Visual-interactive querying for multivariate research data repositories using bag-of-words

  • Authors:
  • Maximilian Scherer;Tatiana von Landesberger;Tobias Schreck

  • Affiliations:
  • TU Darmstadt, Darmstadt, Germany;TU Darmstadt, Darmstadt, Germany;University of Konstanz, Konstanz, Germany

  • Venue:
  • Proceedings of the 13th ACM/IEEE-CS joint conference on Digital libraries
  • Year:
  • 2013

Quantified Score

Hi-index 0.00

Visualization

Abstract

Large amounts of multivariate data are collected in different areas of scientific research and industrial production. These data are collected, archived and made publicly available by research data repositories. In addition to meta-data based access, content-based approaches are highly desirable to effectively retrieve, discover and analyze data sets of interest.

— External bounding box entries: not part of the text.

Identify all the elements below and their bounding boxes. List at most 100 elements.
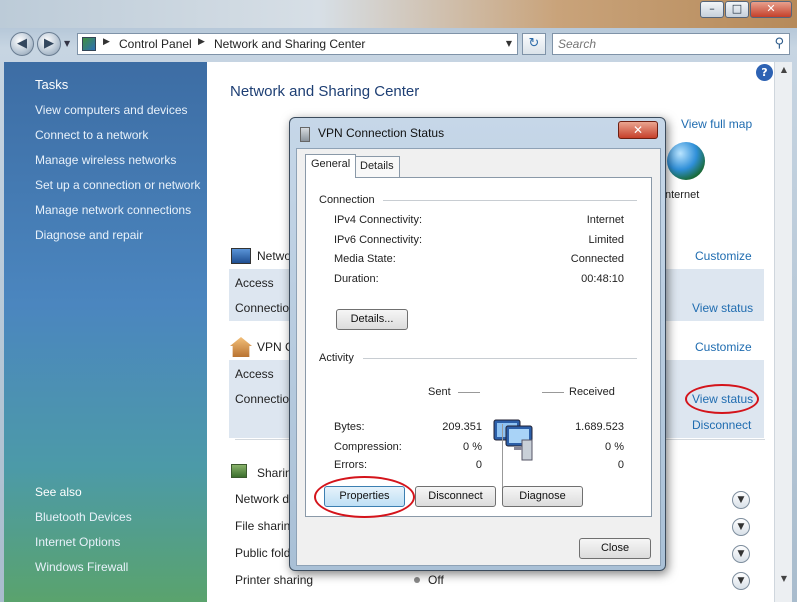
address-bar[interactable]: ▶ Control Panel ▶ Network and Sharing Ce…	[77, 33, 518, 55]
media-state-value: Connected	[570, 253, 624, 265]
highlight-ring-properties	[314, 476, 415, 518]
sharing-public-folder: Public fold	[235, 546, 291, 560]
customize-vpn-link[interactable]: Customize	[695, 340, 752, 354]
highlight-ring-view-status	[685, 384, 759, 414]
compression-sent-value: 0 %	[463, 441, 482, 453]
bytes-sent-value: 209.351	[442, 421, 482, 433]
ipv4-value: Internet	[586, 214, 624, 226]
breadcrumb-separator-icon: ▶	[198, 37, 205, 47]
see-also-bluetooth[interactable]: Bluetooth Devices	[35, 510, 132, 524]
compression-key: Compression:	[334, 441, 402, 453]
search-box[interactable]: ⚲	[552, 33, 790, 55]
tab-general[interactable]: General	[305, 154, 357, 178]
task-view-computers[interactable]: View computers and devices	[35, 103, 188, 117]
media-state-key: Media State:	[334, 253, 396, 265]
details-button[interactable]: Details...	[336, 309, 408, 330]
connection-group-heading: Connection	[319, 194, 375, 206]
customize-network-link[interactable]: Customize	[695, 249, 752, 263]
recent-pages-chevron-icon[interactable]: ▼	[64, 39, 70, 48]
scroll-up-arrow-icon[interactable]: ▲	[777, 65, 791, 79]
back-button[interactable]: ◀	[10, 32, 34, 56]
network-name: Netwo	[257, 249, 292, 263]
minimize-button[interactable]: –	[700, 1, 724, 18]
dialog-body: General Details Connection IPv4 Connecti…	[296, 148, 661, 566]
see-also-internet-options[interactable]: Internet Options	[35, 535, 120, 549]
task-manage-wireless[interactable]: Manage wireless networks	[35, 153, 176, 167]
sent-line	[458, 392, 480, 393]
scroll-down-arrow-icon[interactable]: ▼	[777, 574, 791, 588]
errors-key: Errors:	[334, 459, 367, 471]
expand-public-folder-chevron-icon[interactable]: ▼	[732, 545, 750, 563]
breadcrumb-network-sharing-center[interactable]: Network and Sharing Center	[214, 37, 365, 51]
back-arrow-icon: ◀	[17, 36, 27, 51]
close-window-button[interactable]: ✕	[750, 1, 792, 18]
vpn-disconnect-link[interactable]: Disconnect	[692, 418, 751, 432]
view-full-map-link[interactable]: View full map	[681, 117, 752, 131]
page-title: Network and Sharing Center	[230, 83, 420, 100]
vpn-home-icon	[230, 337, 252, 357]
task-setup-connection[interactable]: Set up a connection or network	[35, 178, 200, 192]
status-off-dot-icon	[414, 577, 420, 583]
refresh-button[interactable]: ↻	[522, 33, 546, 55]
task-manage-connections[interactable]: Manage network connections	[35, 203, 191, 217]
bytes-key: Bytes:	[334, 421, 365, 433]
expand-file-sharing-chevron-icon[interactable]: ▼	[732, 518, 750, 536]
connection-group-line	[383, 200, 637, 201]
network-connection-label: Connection	[235, 301, 296, 315]
window-titlebar[interactable]: – □ ✕	[0, 0, 797, 28]
diagnose-button[interactable]: Diagnose	[502, 486, 583, 507]
help-icon[interactable]: ?	[756, 64, 773, 81]
dialog-close-x-button[interactable]: ✕	[618, 121, 658, 139]
general-tab-panel: Connection IPv4 Connectivity: Internet I…	[305, 177, 652, 518]
see-also-firewall[interactable]: Windows Firewall	[35, 560, 128, 574]
sent-label: Sent	[428, 386, 451, 398]
received-label: Received	[569, 386, 615, 398]
task-pane: Tasks View computers and devices Connect…	[4, 62, 207, 602]
internet-label: nternet	[665, 189, 700, 201]
tab-details[interactable]: Details	[354, 156, 400, 177]
expand-printer-sharing-chevron-icon[interactable]: ▼	[732, 572, 750, 590]
internet-globe-icon	[667, 142, 705, 180]
activity-divider	[502, 424, 503, 490]
printer-sharing-status: Off	[428, 573, 444, 587]
sharing-printer-sharing: Printer sharing	[235, 573, 314, 587]
network-activity-icon	[493, 419, 533, 461]
forward-button[interactable]: ▶	[37, 32, 61, 56]
breadcrumb-control-panel[interactable]: Control Panel	[119, 37, 192, 51]
network-access-label: Access	[235, 276, 274, 290]
search-icon[interactable]: ⚲	[774, 36, 784, 51]
vertical-scrollbar[interactable]: ▲ ▼	[774, 62, 792, 602]
vpn-connection-label: Connection	[235, 392, 296, 406]
errors-received-value: 0	[617, 459, 624, 471]
search-input[interactable]	[558, 37, 758, 51]
network-view-status-link[interactable]: View status	[692, 301, 753, 315]
expand-network-discovery-chevron-icon[interactable]: ▼	[732, 491, 750, 509]
duration-value: 00:48:10	[581, 273, 624, 285]
maximize-button[interactable]: □	[725, 1, 749, 18]
task-connect-network[interactable]: Connect to a network	[35, 128, 148, 142]
refresh-icon: ↻	[528, 36, 540, 51]
sharing-network-discovery: Network d	[235, 492, 290, 506]
compression-received-value: 0 %	[605, 441, 624, 453]
sharing-icon	[231, 464, 247, 478]
forward-arrow-icon: ▶	[44, 36, 54, 51]
activity-group-line	[363, 358, 637, 359]
ipv6-key: IPv6 Connectivity:	[334, 234, 423, 246]
sharing-file-sharing: File sharin	[235, 519, 291, 533]
sharing-heading: Sharin	[257, 466, 292, 480]
vpn-dialog-icon	[300, 127, 310, 142]
network-sharing-window: – □ ✕ ◀ ▶ ▼ ▶ Control Panel ▶ Network an…	[0, 0, 797, 602]
duration-key: Duration:	[334, 273, 379, 285]
control-panel-icon	[82, 37, 96, 51]
disconnect-button[interactable]: Disconnect	[415, 486, 496, 507]
close-button[interactable]: Close	[579, 538, 651, 559]
vpn-status-dialog: VPN Connection Status ✕ General Details …	[289, 117, 666, 571]
dialog-title: VPN Connection Status	[318, 126, 445, 140]
tasks-heading: Tasks	[35, 77, 69, 92]
navigation-bar: ◀ ▶ ▼ ▶ Control Panel ▶ Network and Shar…	[0, 28, 797, 60]
vpn-access-label: Access	[235, 367, 274, 381]
address-dropdown-icon[interactable]: ▼	[506, 39, 512, 48]
received-line	[542, 392, 564, 393]
breadcrumb-separator-icon: ▶	[103, 37, 110, 47]
task-diagnose-repair[interactable]: Diagnose and repair	[35, 228, 143, 242]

Several such methods, that allow users to search for particular curve progressions, have been proposed. However, a major challenge when providing content-based access -- interactive feedback during query formulation -- has not received much attention yet. This is important because it can substantially improve the user's search effectiveness. In this paper, we present a novel interactive feedback approach for content-based access to multivariate research data. Thereby, we enable query modalities that were not available for multivariate data before. We provide instant search results and highlight query patterns in the result set. Real-time search suggestions give an overview of important patterns to look for in the data repository. For this purpose, we develop a bag-of-words index for multivariate data as the back-end of our approach. We apply our method to a large repository of multivariate data from the climate research domain. We describe a use-case for the discovery of interesting patterns in maritime climate research using our new visual-interactive query tools.